Unverhältnismässige Massnahmen thematisieren

Es ist allerdings Sache der betroffenen Regierung, die Völkerrechtswidrigkeit unverhältnismässiger Massnahmen zum Thema zu machen. Dazu braucht es den Mut und das Selbstverständnis, vor dem Imponiergehabe des Mächtigeren nicht sofort jämmerlich zu kollabieren. Ducken fördert keinen Respekt; ebensowenig der abwiegelnde Austausch von Freundschaftsbeteuerungen mit Käufern gestohlener Daten.

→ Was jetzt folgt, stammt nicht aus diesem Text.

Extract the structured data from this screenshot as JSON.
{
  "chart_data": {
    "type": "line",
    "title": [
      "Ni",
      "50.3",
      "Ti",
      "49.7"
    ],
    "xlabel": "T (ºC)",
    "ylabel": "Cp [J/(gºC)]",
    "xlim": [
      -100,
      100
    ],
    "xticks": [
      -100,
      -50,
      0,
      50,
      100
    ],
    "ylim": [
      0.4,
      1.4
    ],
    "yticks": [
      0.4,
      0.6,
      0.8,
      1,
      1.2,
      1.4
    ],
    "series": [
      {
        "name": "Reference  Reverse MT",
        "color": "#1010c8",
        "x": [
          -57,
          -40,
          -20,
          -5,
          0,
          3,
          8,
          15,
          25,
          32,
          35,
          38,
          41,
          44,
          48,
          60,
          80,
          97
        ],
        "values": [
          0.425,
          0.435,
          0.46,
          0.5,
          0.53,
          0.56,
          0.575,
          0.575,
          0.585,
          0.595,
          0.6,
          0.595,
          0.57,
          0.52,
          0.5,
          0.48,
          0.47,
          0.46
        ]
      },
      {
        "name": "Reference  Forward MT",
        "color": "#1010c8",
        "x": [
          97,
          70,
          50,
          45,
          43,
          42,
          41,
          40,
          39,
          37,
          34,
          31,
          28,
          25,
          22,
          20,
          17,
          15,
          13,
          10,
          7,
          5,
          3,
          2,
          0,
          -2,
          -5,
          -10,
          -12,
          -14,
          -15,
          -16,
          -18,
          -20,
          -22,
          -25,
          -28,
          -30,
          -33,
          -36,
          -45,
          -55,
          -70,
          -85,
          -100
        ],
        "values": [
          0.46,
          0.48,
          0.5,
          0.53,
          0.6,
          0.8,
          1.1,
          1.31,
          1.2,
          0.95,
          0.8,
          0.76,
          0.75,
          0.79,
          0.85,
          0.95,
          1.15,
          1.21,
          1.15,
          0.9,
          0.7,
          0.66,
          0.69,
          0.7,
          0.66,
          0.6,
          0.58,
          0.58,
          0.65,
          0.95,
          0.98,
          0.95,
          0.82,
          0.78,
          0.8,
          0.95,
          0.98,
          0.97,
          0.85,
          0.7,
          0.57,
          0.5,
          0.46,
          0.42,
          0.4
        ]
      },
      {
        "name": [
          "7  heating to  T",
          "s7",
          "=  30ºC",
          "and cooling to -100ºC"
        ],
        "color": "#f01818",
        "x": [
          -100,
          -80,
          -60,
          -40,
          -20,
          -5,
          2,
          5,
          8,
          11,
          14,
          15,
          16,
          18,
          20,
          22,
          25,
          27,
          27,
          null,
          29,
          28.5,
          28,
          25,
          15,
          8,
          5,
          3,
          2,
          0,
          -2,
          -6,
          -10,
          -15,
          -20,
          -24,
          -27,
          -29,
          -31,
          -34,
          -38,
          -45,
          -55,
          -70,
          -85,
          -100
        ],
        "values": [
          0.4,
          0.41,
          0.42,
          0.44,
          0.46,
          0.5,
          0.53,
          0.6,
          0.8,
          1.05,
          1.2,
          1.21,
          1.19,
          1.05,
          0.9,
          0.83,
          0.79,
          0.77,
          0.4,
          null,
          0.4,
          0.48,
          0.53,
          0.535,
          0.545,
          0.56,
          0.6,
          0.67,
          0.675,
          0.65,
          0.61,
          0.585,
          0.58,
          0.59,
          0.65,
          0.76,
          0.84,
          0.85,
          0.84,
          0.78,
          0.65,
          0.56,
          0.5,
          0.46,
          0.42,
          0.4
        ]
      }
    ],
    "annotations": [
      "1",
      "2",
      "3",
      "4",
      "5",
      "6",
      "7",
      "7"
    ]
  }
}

Freilich ist die Art der Kapitulation, die einhergeht mit einem plötzlichen Bekenntnis zu einer diffusen «Weissgeld-Strategie», so glaubwürdig wie das politische Gerangel um die Zustimmung zum Staatsvertrag, der ohne Scham rechtsstaatliche Prinzipien ignoriert.

Der Staat, der Grundprinzipien seiner Rechtsstaatlichkeit momentaner politischer Opportunität opfert, gibt sich selber auf. Es gibt gar keine andere Wahl als den Mut zum Nein.


Dieser Beitrag erscheint auch in der neusten Ausgabe von «Tachles».